1-03-07
CMS Eliminates Manual Cap Exception Process, Changes Documentation Requirements
AOTA is aware of the need for materials to assist occupational therapists to comply with the new CMS requirements described below. AOTA is working as quickly as possible to develop these guidance materials. They will be posted on the AOTA Web site as soon as they are available.
On December 29, 2006, the Centers for Medicare & Medicaid Services (CMS) issued two new transmittals, changing transmittals that contain important Medicare outpatient therapy policy changes. Both transmittals were published on December 29; became effective on January 1, 2007; and are to be implemented on or before January 29.
Transmittal 1145 contains changes to the cap exception process. Most notably, it eliminates the manual process for obtaining an exception to the cap. All services that require exceptions to caps shall be processed using the automatic process and should be made in the form of a KX modifier added to claim lines.
- The KX modifier is used to indicate that the clinician attests that services are medically necessary and justification is documented in the medical record. Transmittal 1145 also contains an updated list of conditions or complexities represented by ICD-9 codes that may be automatically excepted from the cap.

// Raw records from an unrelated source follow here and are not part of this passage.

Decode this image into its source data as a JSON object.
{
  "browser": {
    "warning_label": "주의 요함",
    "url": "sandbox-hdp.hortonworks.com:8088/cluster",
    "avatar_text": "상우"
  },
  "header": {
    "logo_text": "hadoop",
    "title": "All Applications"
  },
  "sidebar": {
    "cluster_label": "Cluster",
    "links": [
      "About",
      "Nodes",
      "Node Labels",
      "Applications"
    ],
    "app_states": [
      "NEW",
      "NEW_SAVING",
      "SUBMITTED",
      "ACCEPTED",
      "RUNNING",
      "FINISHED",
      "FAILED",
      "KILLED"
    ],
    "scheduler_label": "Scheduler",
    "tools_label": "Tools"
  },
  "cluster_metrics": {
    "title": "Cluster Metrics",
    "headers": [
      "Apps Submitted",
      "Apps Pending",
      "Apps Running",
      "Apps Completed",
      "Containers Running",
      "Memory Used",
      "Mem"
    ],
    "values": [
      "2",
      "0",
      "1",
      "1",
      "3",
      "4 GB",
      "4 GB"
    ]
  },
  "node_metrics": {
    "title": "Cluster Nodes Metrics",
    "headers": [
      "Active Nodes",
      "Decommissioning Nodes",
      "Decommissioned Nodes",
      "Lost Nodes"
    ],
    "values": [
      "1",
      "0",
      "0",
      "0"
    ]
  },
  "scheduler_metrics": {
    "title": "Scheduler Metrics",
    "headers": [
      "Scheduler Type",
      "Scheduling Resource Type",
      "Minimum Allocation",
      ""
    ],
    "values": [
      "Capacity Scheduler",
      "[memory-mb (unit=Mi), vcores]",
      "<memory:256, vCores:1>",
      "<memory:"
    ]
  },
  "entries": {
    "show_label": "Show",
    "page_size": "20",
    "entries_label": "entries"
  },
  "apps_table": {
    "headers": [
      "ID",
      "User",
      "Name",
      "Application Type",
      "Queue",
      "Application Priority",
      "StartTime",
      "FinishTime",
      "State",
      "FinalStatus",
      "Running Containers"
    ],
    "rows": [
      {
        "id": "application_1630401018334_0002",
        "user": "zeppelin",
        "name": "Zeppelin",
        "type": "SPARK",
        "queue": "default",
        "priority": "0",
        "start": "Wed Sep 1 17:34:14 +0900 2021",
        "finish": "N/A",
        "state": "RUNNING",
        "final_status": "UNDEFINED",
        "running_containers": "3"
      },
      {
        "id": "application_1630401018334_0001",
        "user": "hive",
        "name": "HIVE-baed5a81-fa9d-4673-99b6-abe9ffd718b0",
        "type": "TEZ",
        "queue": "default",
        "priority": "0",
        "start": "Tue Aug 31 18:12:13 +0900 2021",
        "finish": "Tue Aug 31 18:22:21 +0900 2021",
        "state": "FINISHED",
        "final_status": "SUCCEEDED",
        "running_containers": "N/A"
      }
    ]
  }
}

Although clinicians may use the automatic exception process for beneficiaries who do not have a condition or complexity on the list, their documentation must then provide sufficient justification for excepting the patient from the cap.

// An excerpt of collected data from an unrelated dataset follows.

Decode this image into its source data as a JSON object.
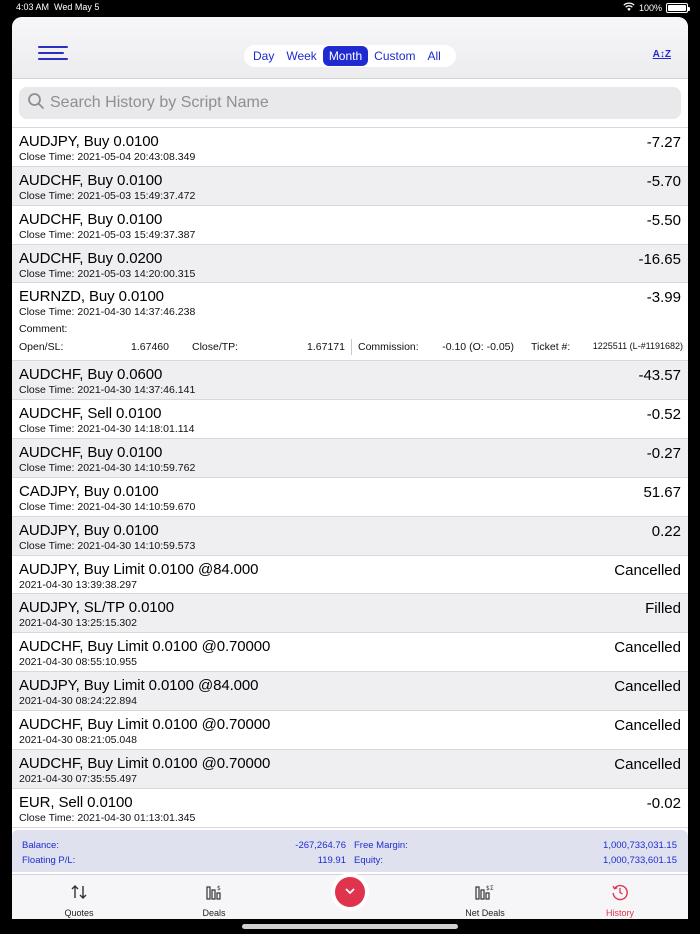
{
  "status_bar": {
    "time": "4:03 AM",
    "date": "Wed May 5",
    "battery": "100%"
  },
  "header": {
    "segments": [
      "Day",
      "Week",
      "Month",
      "Custom",
      "All"
    ],
    "active_segment": "Month",
    "sort_label": "A↕Z"
  },
  "search": {
    "placeholder": "Search History by Script Name"
  },
  "history": [
    {
      "title": "AUDJPY, Buy 0.0100",
      "sub": "Close Time: 2021-05-04 20:43:08.349",
      "value": "-7.27"
    },
    {
      "title": "AUDCHF, Buy 0.0100",
      "sub": "Close Time: 2021-05-03 15:49:37.472",
      "value": "-5.70"
    },
    {
      "title": "AUDCHF, Buy 0.0100",
      "sub": "Close Time: 2021-05-03 15:49:37.387",
      "value": "-5.50"
    },
    {
      "title": "AUDCHF, Buy 0.0200",
      "sub": "Close Time: 2021-05-03 14:20:00.315",
      "value": "-16.65"
    },
    {
      "title": "EURNZD, Buy 0.0100",
      "sub": "Close Time: 2021-04-30 14:37:46.238",
      "value": "-3.99",
      "comment_label": "Comment:",
      "open_sl_label": "Open/SL:",
      "open_sl": "1.67460",
      "close_tp_label": "Close/TP:",
      "close_tp": "1.67171",
      "commission_label": "Commission:",
      "commission": "-0.10 (O: -0.05)",
      "ticket_label": "Ticket #:",
      "ticket": "1225511 (L-#1191682)"
    },
    {
      "title": "AUDCHF, Buy 0.0600",
      "sub": "Close Time: 2021-04-30 14:37:46.141",
      "value": "-43.57"
    },
    {
      "title": "AUDCHF, Sell 0.0100",
      "sub": "Close Time: 2021-04-30 14:18:01.114",
      "value": "-0.52"
    },
    {
      "title": "AUDCHF, Buy 0.0100",
      "sub": "Close Time: 2021-04-30 14:10:59.762",
      "value": "-0.27"
    },
    {
      "title": "CADJPY, Buy 0.0100",
      "sub": "Close Time: 2021-04-30 14:10:59.670",
      "value": "51.67"
    },
    {
      "title": "AUDJPY, Buy 0.0100",
      "sub": "Close Time: 2021-04-30 14:10:59.573",
      "value": "0.22"
    },
    {
      "title": "AUDJPY, Buy Limit 0.0100 @84.000",
      "sub": "2021-04-30 13:39:38.297",
      "value": "Cancelled"
    },
    {
      "title": "AUDJPY, SL/TP 0.0100",
      "sub": "2021-04-30 13:25:15.302",
      "value": "Filled"
    },
    {
      "title": "AUDCHF, Buy Limit 0.0100 @0.70000",
      "sub": "2021-04-30 08:55:10.955",
      "value": "Cancelled"
    },
    {
      "title": "AUDJPY, Buy Limit 0.0100 @84.000",
      "sub": "2021-04-30 08:24:22.894",
      "value": "Cancelled"
    },
    {
      "title": "AUDCHF, Buy Limit 0.0100 @0.70000",
      "sub": "2021-04-30 08:21:05.048",
      "value": "Cancelled"
    },
    {
      "title": "AUDCHF, Buy Limit 0.0100 @0.70000",
      "sub": "2021-04-30 07:35:55.497",
      "value": "Cancelled"
    },
    {
      "title": "EUR, Sell 0.0100",
      "sub": "Close Time: 2021-04-30 01:13:01.345",
      "value": "-0.02"
    }
  ],
  "summary": {
    "balance_label": "Balance:",
    "balance": "-267,264.76",
    "free_margin_label": "Free Margin:",
    "free_margin": "1,000,733,031.15",
    "floating_label": "Floating P/L:",
    "floating": "119.91",
    "equity_label": "Equity:",
    "equity": "1,000,733,601.15"
  },
  "tabs": {
    "quotes": "Quotes",
    "deals": "Deals",
    "net_deals": "Net Deals",
    "history": "History",
    "active": "History"
  },
  "colors": {
    "accent": "#1f2bd1",
    "active_tab": "#e0334d"
  }
}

Transmittal 63 requires practitioners to include in their documentation of evaluations either the results of a specified performance measure tool or an explanation of certain factors. Specifically, the practitioner may report the results of one of the following measurement tools: the National Outcomes Measurement System (NOMS) by the American Speech-Language-Hearing Association; the Patient Inquiry™ by Focus on Therapeutic Outcomes, Inc. (FOTO); the Activity Measure for Post-Acute Care (AM-PAC); or the Outpatient Physical Therapy Improvement in Movement Assessment Log (OPTIMAL) by Cedaron, through the American Physical Therapy Association.
If the practitioner chooses to not record the results of one of those four instruments, then the documentation must contain information
- supporting illness severity or complexity,
- supporting medical care prior to the current episode,
- required to indicate beneficiary health related to quality of life,
- required to indicate beneficiary social support, and
- required to indicate objective measurable beneficiary physical functioning.
Transmittal 63 also contains additional policy clarifications and reiterates CMS' policies concerning billing for group outpatient therapy and for the services of therapy students in outpatient settings.
AOTA will be working with CMS to obtain clarification on aspects of Transmittals 1145 and 63. The development of an outcomes data measurement system focused on occupational therapy is an AOTA priority. In the interim, until such system can be implemented, AOTA is working internally and with CMS to develop mechanisms for occupational therapists to meet CMS's new documentation requirements.